Advantages of smaller clusters

With smaller clusters, you can stretch out the update process more easily: You can do maintenance on uncritical clusters first before proceeding with more crucial clusters. If one of your clusters goes down, you could migrate its workload to another cluster and run it there while you’re troubleshooting the issue.

With smaller clusters, you can also run updates in parallel and update more than one cluster at a time. There’s no limit as every cluster is operating independently from the other. That helps to shorten the maintenance cycle by several hours and if a node fails to update on one cluster, the other ones won’t be impacted and can proceed with the maintenance.

Another benefit of small clusters, especially when you use hardware from different vendors, is that you may have the opportunity to update clusters early. It may often happen that one vendor adds support for the new version of Azure Stack HCI earlier than the others. As an example, that would allow you to start the update process of your Lenovo or HPE cluster a month prior to other clusters running on different hardware.

One downside I see with small clusters during maintenance is that you must invest more time into planning your maintenance cycle. However, with good planning, your overall maintenance should become much smoother and with lower overall risks.

CriteriaLarge ClusterSmall Cluster
Overall time for updates/upgrades+
Time running in critical state+
Update/Upgrade parallelization+
Risk reduction+
Additional planning required+

Managing large and small Azure Stack HCI clusters

When it comes to cluster management, larger clusters have much better standing. In the Azure portal, keeping an overview of resources and issues in large clusters is much easier than doing the same homework for multiple smaller clusters. You can also have a much better view of your infrastructure by using Azure Arc or other integrated components such as the Azure Resource Bridge.

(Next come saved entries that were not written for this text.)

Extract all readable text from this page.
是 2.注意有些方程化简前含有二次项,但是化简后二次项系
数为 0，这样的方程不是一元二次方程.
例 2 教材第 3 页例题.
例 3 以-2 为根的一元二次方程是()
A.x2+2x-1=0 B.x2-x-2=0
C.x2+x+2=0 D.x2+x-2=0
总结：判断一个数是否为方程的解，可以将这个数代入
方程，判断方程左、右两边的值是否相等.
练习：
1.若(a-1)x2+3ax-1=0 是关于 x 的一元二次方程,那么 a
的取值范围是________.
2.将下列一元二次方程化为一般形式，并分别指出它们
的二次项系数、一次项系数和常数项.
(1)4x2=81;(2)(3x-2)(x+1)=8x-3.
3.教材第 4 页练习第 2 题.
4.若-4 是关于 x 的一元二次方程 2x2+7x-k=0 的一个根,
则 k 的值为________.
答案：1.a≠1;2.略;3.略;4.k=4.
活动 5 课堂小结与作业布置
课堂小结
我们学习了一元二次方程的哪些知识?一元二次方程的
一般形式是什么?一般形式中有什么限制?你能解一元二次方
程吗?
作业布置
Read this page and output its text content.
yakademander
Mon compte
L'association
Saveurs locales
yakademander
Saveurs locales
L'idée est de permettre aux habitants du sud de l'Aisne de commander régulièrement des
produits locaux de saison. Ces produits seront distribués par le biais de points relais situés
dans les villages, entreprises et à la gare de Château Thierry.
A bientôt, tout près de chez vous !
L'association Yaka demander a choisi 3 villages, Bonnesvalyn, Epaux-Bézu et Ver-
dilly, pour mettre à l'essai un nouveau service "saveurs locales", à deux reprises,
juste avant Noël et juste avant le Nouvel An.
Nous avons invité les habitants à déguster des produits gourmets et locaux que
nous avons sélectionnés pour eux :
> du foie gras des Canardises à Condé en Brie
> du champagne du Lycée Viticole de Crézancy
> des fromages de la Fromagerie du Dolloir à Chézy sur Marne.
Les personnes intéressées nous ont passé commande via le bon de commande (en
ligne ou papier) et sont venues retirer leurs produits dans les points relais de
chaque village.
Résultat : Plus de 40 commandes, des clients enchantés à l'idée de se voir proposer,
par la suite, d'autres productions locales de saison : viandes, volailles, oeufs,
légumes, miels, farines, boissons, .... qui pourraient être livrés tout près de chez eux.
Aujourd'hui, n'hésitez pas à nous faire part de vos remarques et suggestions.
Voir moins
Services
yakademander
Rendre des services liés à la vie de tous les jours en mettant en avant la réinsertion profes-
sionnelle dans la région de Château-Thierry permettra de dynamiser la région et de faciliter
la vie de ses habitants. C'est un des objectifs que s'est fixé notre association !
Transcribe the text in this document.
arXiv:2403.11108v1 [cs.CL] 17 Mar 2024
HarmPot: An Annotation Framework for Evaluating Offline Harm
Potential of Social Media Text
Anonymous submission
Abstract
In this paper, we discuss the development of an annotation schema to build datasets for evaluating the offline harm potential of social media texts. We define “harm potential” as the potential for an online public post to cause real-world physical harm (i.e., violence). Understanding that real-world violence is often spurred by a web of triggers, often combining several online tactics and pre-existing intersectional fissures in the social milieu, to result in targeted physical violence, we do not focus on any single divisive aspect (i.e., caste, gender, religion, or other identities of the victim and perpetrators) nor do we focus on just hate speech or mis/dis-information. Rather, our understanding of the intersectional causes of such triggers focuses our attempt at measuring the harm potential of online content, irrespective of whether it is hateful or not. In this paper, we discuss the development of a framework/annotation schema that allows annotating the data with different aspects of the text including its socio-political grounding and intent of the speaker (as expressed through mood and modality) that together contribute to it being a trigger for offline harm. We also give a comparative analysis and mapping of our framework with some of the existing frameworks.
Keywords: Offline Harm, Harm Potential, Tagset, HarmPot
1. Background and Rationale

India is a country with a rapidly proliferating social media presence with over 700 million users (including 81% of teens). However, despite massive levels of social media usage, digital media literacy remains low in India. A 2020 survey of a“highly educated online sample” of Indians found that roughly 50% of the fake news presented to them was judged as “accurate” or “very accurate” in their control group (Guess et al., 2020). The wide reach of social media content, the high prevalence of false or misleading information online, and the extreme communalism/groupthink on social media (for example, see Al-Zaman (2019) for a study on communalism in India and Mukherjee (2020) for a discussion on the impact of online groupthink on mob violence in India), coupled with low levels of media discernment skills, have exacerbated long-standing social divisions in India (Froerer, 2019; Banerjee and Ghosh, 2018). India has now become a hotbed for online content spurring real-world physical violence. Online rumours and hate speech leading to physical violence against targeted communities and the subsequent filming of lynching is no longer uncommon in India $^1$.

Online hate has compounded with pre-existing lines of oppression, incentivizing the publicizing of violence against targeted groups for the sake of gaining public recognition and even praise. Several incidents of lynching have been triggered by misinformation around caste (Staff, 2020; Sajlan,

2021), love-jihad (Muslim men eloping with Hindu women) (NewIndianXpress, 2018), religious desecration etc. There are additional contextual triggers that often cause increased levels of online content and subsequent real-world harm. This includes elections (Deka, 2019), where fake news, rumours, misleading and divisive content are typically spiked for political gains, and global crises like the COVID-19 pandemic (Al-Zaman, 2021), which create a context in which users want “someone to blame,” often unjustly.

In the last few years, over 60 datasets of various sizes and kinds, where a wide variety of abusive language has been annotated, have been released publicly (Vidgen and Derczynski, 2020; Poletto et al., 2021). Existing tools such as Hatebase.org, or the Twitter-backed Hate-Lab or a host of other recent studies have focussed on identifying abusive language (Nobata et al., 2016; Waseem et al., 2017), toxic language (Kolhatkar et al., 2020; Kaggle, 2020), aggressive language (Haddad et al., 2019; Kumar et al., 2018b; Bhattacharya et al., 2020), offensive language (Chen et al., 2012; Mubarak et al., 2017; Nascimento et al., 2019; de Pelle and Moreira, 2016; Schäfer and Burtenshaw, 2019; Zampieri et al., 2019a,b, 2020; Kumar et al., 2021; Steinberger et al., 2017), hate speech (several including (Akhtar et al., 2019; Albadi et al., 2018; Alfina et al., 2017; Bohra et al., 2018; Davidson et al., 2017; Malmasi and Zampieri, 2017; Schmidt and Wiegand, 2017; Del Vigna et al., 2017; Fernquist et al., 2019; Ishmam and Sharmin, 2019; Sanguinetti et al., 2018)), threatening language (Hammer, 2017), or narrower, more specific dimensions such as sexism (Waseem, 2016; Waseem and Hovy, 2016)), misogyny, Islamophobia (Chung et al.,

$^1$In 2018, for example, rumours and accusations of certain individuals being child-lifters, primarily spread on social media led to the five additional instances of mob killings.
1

With smaller clusters, you need to manage more machines and connectors. You also need to have separate views and filters for every cluster. That can produce some overhead in management.

Splitting up a cluster into much smaller chunks also brings no benefit in costs etc. when it comes to support. Because every Azure Stack HCI node and cluster that’s connected to a subscription will inherit the support agreement of the subscription, you will have access to the best available support in any case.

Supportability and outages

When you need to engage with support and perform support tasks on your cluster, a large cluster has a higher risk of outages than a smaller one. For example, if you need to perform some reconfigurations because of performance issues, your entire workload in the large cluster may be impacted, and it could happen that you bring down all these workloads by accident. You may even struggle to perform those tasks because of the high impact on your production environment.

When using smaller clusters, however, you can evacuate the cluster where you need to perform the support tasks. That minimizes the overall risk of downtime for your various workloads. Here, small clusters have a major advantage over large clusters.

Stretched clustering

If you want to mix workloads and use solutions like Kubernetes or Azure Virtual Desktop, then you need to use a stretched cluster deployment. This is best for disaster recovery as you get automatic failover to restore your production environment.

Here, a small cluster deployment would make more sense as you can deploy workloads that do not support stretched clustering on a regular cluster. Other workloads that need that kind of disaster and failover solution could be deployed within a stretched cluster.

Choosing the best solution for your Azure Stack HCI deployment

Depending on your needs and budget for an Azure Stack HCI deployment, you may decide to go with either large or smaller clusters. It often comes down to pricing and the type of workload deployed on the clusters.

Personally, and with the correct budget, I prefer to use smaller clusters instead of a larger one. In general, I found out that the management overhead of a large cluster does not outperform the overall benefits of smaller clusters.